25 Oct
25Oct

Some early Sunday mornings, when an October morning remains dark for two hours after I’ve risen from my bed and feel cocooned in the warmth of home, I lean into memories of childhood. On an October morning like this one when clouds grey the promise of day and revelation of a first winter storm becomes more than notation in an almanac, pulls from outside my room fly away and pulls from inside myself strengthen. There is no memory from fifty and sixty years ago as clear as that of singing hymns during a church service.  Voices raised in harmony; lyrics remembered from Sunday to Sunday and year to year; sounds bounced from baptismal and choir loft to ceiling and walls that protected and bound us to each other. Keep me safe ‘til the storm passes by 

Although these memories feel precious and hold me with arms of love, and I with thankful heart remember people like Mrs. Day and Mr. Swackhammer who were so kind and lived as far as I knew honest lives in the bigger community, my good memories do not press me on these cold, leaden Fall Sunday mornings without the infiltration of other lessons learned. It was inside these walls I was taught that Black people lived forever under an Old Testament curse, consigning them to work less important than our own, to lives in poverty and illness and always on the brink of violence and sin. I was taught that women must be humbly and gratefully subservient to men and authority, that my developing aspirations, my early inquiries could not be realized, that only as an adult could I begin to understand my place in the world outside our church walls. Lyrics such as Beyond the sunset eternal joy taught me to necessarily pursue duty and eschew joy, that happiness is not reached until at death’s door.  

I was taught to distrust science, community leaders, all people whose position or fame seemed in opposition to us. I was taught an us/them stance from which I liberally designated enemies and hostile messages, from which I viewed adversarial territories as places to which we must venture with our messages of salvation and liberation. I was taught to keep silent among adults, then among men, then among ministerial authorities. I was taught authoritarianism. I know you are thirsty; you won’t be denied was a promise to which I must extend my singing voice and praying arms knowing that I could be denied because of my gender and future foray into knowledge or experience. I was born the correct race but in the wrong body/mind.  

The Truth/Hope/Joy Hierarchy placed me above the Black woman who took care of us when a baby sister was born in 1957 and the Black students who I met for the first time as people my age in junior high school but rarely saw again after eighth or ninth grade and the single brown family that denounced their Catholic faith to worship with us three times a week; however, the hierarchy placed me below the future husband who would turn down a full four-year college scholarship near his home for a sure thing out of West Virginia with the Air Force though it meant possible Vietnam time, below the boys who got drunk every Friday night after football and used girls to make babies they wouldn’t raise, below the pastor I honored until I began to question his intentions and decisions and found out that I could be so traumatized by my family’s public shaming in church by this pastor that dreams would wake me crying for decades afterwards.

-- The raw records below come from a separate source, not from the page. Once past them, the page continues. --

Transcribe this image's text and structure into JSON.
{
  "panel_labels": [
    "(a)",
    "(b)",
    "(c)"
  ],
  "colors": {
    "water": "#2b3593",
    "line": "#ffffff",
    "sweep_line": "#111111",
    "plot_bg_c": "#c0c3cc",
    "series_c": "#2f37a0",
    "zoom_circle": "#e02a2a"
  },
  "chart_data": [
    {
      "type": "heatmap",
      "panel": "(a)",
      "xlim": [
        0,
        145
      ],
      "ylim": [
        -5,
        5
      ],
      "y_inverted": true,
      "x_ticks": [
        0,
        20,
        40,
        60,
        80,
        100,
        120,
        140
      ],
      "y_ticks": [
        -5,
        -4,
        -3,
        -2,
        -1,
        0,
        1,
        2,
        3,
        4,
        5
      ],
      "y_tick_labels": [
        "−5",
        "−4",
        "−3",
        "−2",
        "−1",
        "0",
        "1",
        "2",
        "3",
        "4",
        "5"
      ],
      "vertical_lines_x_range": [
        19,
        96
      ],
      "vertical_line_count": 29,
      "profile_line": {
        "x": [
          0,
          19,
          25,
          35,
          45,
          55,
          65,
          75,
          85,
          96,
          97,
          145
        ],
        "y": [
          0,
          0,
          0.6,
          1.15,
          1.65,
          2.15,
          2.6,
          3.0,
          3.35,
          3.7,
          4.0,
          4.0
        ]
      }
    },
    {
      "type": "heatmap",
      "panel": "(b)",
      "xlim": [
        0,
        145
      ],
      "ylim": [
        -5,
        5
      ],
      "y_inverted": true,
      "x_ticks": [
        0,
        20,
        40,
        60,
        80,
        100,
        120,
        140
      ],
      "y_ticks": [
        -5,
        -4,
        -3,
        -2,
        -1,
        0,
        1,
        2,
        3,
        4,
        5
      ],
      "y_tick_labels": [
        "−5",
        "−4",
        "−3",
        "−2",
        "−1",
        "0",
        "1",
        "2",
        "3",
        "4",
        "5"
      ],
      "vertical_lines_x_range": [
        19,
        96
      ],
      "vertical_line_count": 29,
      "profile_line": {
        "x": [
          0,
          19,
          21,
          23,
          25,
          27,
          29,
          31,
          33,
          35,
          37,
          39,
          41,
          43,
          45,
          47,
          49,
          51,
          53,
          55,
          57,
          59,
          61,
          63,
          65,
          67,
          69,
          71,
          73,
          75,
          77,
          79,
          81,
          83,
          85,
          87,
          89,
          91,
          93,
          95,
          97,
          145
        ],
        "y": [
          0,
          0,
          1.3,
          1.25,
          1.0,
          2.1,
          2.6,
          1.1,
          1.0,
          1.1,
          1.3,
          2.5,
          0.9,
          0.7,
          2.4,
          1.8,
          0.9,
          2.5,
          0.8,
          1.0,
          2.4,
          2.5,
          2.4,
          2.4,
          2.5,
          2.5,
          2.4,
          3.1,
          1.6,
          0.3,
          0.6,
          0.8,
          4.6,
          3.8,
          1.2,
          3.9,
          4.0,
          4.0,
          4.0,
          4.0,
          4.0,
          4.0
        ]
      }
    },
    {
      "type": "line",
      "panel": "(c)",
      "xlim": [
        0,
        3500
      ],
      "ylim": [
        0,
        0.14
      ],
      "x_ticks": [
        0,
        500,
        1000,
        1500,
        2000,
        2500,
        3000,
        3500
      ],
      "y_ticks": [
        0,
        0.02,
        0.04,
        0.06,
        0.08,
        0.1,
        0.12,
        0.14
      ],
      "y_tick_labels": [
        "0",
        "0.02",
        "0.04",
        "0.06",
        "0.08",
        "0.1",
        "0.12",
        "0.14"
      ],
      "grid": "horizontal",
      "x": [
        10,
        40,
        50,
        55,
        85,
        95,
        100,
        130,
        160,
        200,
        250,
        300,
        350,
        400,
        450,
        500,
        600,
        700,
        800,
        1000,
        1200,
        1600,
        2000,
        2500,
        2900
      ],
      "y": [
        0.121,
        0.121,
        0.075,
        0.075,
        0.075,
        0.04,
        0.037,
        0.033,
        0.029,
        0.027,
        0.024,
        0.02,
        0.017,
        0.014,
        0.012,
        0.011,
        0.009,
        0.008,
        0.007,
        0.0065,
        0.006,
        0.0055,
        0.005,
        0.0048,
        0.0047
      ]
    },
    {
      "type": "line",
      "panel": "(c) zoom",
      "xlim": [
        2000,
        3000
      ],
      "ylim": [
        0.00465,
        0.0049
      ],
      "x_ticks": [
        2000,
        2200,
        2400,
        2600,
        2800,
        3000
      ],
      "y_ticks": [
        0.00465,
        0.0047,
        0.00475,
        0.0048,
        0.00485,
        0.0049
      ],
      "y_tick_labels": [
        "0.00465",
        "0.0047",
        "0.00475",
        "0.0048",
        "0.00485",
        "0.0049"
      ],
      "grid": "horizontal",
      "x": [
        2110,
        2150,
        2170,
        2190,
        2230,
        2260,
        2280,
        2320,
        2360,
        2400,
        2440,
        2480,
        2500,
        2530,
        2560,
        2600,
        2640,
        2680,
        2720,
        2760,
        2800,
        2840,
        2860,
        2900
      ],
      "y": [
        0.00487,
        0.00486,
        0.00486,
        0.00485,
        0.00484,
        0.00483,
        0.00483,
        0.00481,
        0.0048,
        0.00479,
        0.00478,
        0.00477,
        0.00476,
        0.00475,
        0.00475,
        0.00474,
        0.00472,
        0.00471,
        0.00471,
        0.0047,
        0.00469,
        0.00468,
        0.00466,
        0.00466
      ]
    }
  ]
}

Above a selfless and learned man like Martin Luther King, Jr., below a self-serving and willfully ignorant man like Donald J Trump. Above a Black nurse who helped me learn how to feed my newborn, below the white doctor who tried to rape me in his office.  Jesus, Jesus, How I trust him; how I’ve proved Him o’er and o’er  but, where was He?  

I have learned to ask a better question, where was my mother?  When I ask that question, I do so with empathy for her own childhood lessons learned. However, I also know from life experiences now that every woman of any race or cultural identity must tear down the hierarchies that hold our sons and daughters, nieces, nephews, students, and young observers within weak and hollow, barren and cold walls. There had to have been that first experience in which my mother questioned the hierarchy’s judgement. What was it? Why did she let it defeat her? I remember my first experiences well. And I remember that tearing down those walls began with painful journeys which never got easier. That walls were being thrown up almost as quickly as I was ripping them apart. When I began to see my grown daughters take up the banner of equality, freedom, integrity, and servant leadership, I knew that my path was showing achievement and promise. Every self-indulgent tear over my own inadequacies, every doubt connected with failures and worries on my path were merely the residual of lessons learned in Sunday school.  

This October day remains warm and grey. The storm arrives late this evening. But I will not wait for the storm to arrive and then pray for revelation or deliverance. I am going forth this morning to buy extra wild bird food, a new filter for the first day of using the furnace, and some wine to share with family. I will donate to a food shelter, too. Finally, I say Thank You to the church people I knew who started me on this path. There is joy in singing along with the YouTube video of old hymns, knowing I remember the words and how to harmonize, and reflecting on the people who shaped my childhood.